Christchurch – The covid pandemic has disrupted how people connect in business and in all walks of life so the Digital Identity New Zealand organisation is staging an international virtual summit later this month looking at identity and privacy problems the world is facing.
A key speaker at the virtual event on November 24 discussing Aotearoa’s digital identity ecosystem is Bianca Lopes, who has been named among the top 100 influencers in identity worldwide along with US whistleblower Edward Snowden.
Lopes, from Brazil, is a technologist and an entrepreneur, strategy consultant and a regular speaker at global industry events.
Throughout her career, she has specialised in the intersection where people meet technology and is a mentor to other women in the cybersecurity industry.
She has been a banker and worked in partnership with more than 40 large financial institutions, telcos and governments to reshape their human approach to technology by using the power of rethinking identity.
Including some of the most influential organisations in the world; including Visa, HSBC and most recently, the Brazilian Central Bank.
Lopes supports banking and innovation departments using creative media and storytelling strategies to share knowledge and support a culture of learning across their internal team and B2B ecosystem. As a global businessperson, she has worked on projects in Europe, MENA, North America, Brazil, China and India.
She is on the board of Facephi, which is a global leader in facial recognition technology and in mobile biometric technologies and has co-authored a few Citibank papers which focuses on the importance of having an identity system for banks and the role of identity in combating financial inclusion for emerging countries.

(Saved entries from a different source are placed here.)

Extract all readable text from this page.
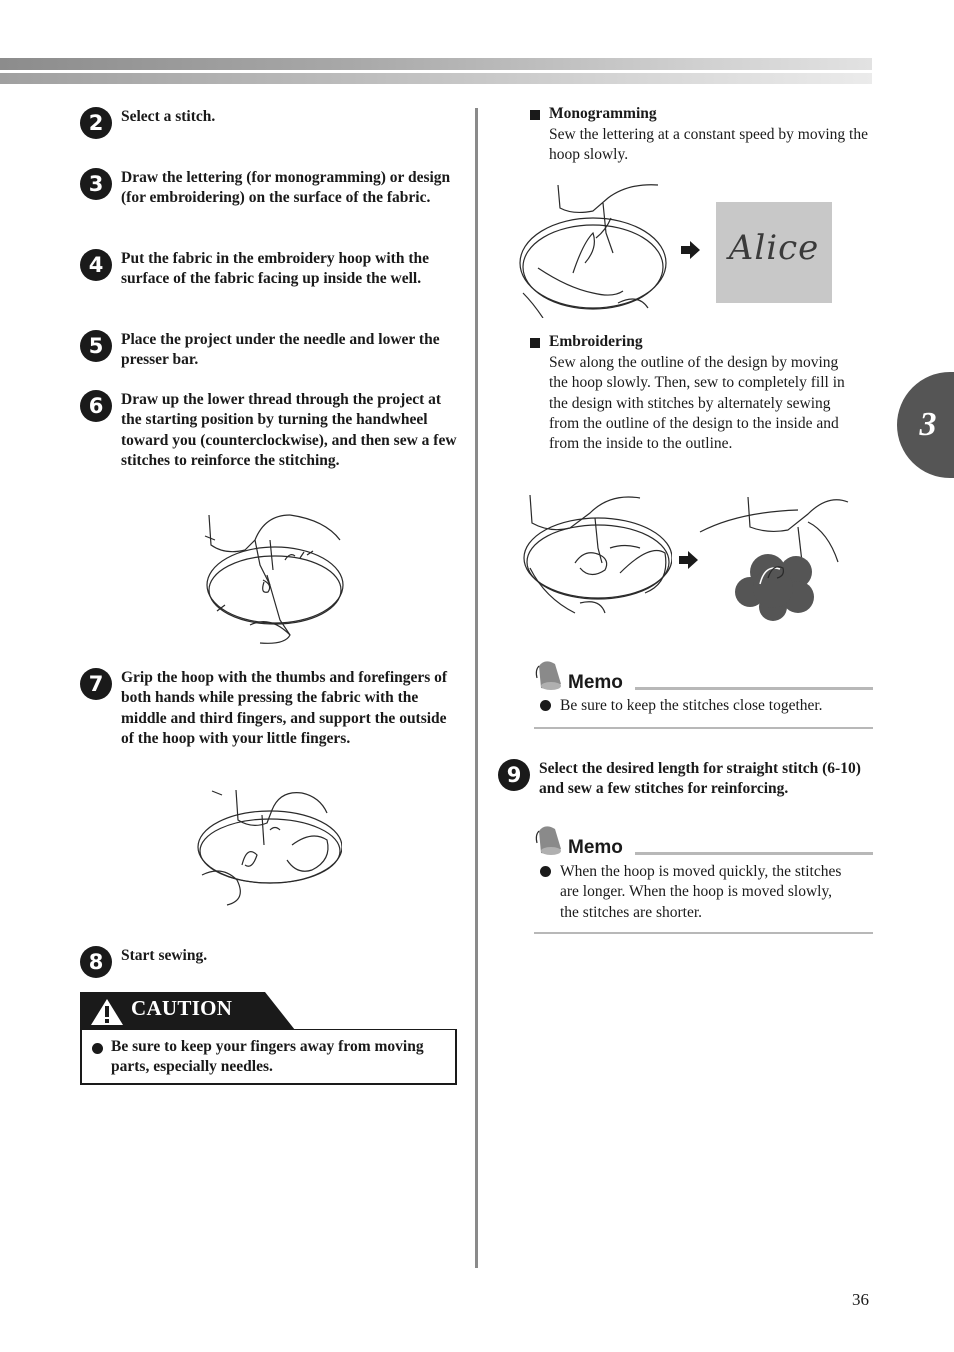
3
2	Select a stitch.
3	Draw the lettering (for monogramming) or design (for embroidering) on the surface of the fabric.
4	Put the fabric in the embroidery hoop with the surface of the fabric facing up inside the well.
5	Place the project under the needle and lower the presser bar.
6	Draw up the lower thread through the project at the starting position by turning the handwheel toward you (counterclockwise), and then sew a few stitches to reinforce the stitching.
7	Grip the hoop with the thumbs and forefingers of both hands while pressing the fabric with the middle and third fingers, and support the outside of the hoop with your little fingers.
8	Start sewing.
CAUTION
Be sure to keep your fingers away from moving parts, especially needles.
Monogramming
Sew the lettering at a constant speed by moving the hoop slowly.
Alice
Embroidering
Sew along the outline of the design by moving the hoop slowly. Then, sew to completely fill in the design with stitches by alternately sewing from the outline of the design to the inside and from the inside to the outline.
Memo
Be sure to keep the stitches close together.
9	Select the desired length for straight stitch (6-10) and sew a few stitches for reinforcing.
Memo
When the hoop is moved quickly, the stitches are longer. When the hoop is moved slowly, the stitches are shorter.
36
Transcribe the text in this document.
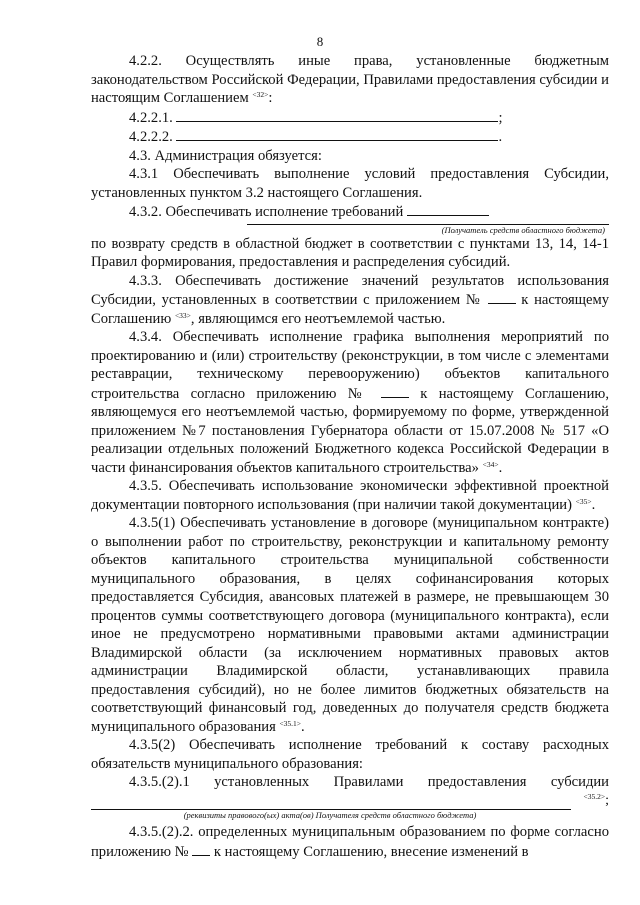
8

4.2.2. Осуществлять иные права, установленные бюджетным законодательством Российской Федерации, Правилами предоставления субсидии и настоящим Соглашением $^{<32>}$:

4.2.2.1.	;
4.2.2.2.	.

4.3. Администрация обязуется:

4.3.1 Обеспечивать выполнение условий предоставления Субсидии, установленных пунктом 3.2 настоящего Соглашения.

4.3.2. Обеспечивать исполнение требований
(Получатель средств областного бюджета)

по возврату средств в областной бюджет в соответствии с пунктами 13, 14, 14-1 Правил формирования, предоставления и распределения субсидий.

4.3.3. Обеспечивать достижение значений результатов использования Субсидии, установленных в соответствии с приложением №	к настоящему Соглашению $^{<33>}$, являющимся его неотъемлемой частью.

4.3.4. Обеспечивать исполнение графика выполнения мероприятий по проектированию и (или) строительству (реконструкции, в том числе с элементами реставрации, техническому перевооружению) объектов капитального строительства согласно приложению №	к настоящему Соглашению, являющемуся его неотъемлемой частью, формируемому по форме, утвержденной приложением №7 постановления Губернатора области от 15.07.2008 № 517 «О реализации отдельных положений Бюджетного кодекса Российской Федерации в части финансирования объектов капитального строительства» $^{<34>}$.

4.3.5. Обеспечивать использование экономически эффективной проектной документации повторного использования (при наличии такой документации) $^{<35>}$.

4.3.5(1) Обеспечивать установление в договоре (муниципальном контракте) о выполнении работ по строительству, реконструкции и капитальному ремонту объектов капитального строительства муниципальной собственности муниципального образования, в целях софинансирования которых предоставляется Субсидия, авансовых платежей в размере, не превышающем 30 процентов суммы соответствующего договора (муниципального контракта), если иное не предусмотрено нормативными правовыми актами администрации Владимирской области (за исключением нормативных правовых актов администрации Владимирской области, устанавливающих правила предоставления субсидий), но не более лимитов бюджетных обязательств на соответствующий финансовый год, доведенных до получателя средств бюджета муниципального образования $^{<35.1>}$.

4.3.5(2) Обеспечивать исполнение требований к составу расходных обязательств муниципального образования:

4.3.5.(2).1 установленных Правилами предоставления субсидии

$^{<35.2>}$;
(реквизиты правового(ых) акта(ов) Получателя средств областного бюджета)

4.3.5.(2).2. определенных муниципальным образованием по форме согласно приложению № к настоящему Соглашению, внесение изменений в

“When it comes to the problems around biographical data, they become more evident in the digital world.
“We need to spark serious intent and passion to facilitate financial and technical literacy. Identity and privacy are problems that today’s world must face. We must not postpone, like most regulators have done with cosmetic legislation.
“Biographical attributes keep being the main method of identification in Brazil. New data emerged during digitalisation but we are still not thinking it through and using the same old identification’s logic. We have to change.”
Lopes says these (covid) are uncertain times, but failing to invest in learning and interoperable digital solutions would be a costly long-term oversight.
“We have pushed ecosystems and people beyond their limits. Boundaries have disappeared, democracies regressed, science questioned. Massive walls of inequality are created daily.”
The summit will discuss New Zealand’s digital identity trust framework, the introduction of a digital identity bill, MBIE’s work on a consumer data right will create and a strengthened Privacy Act.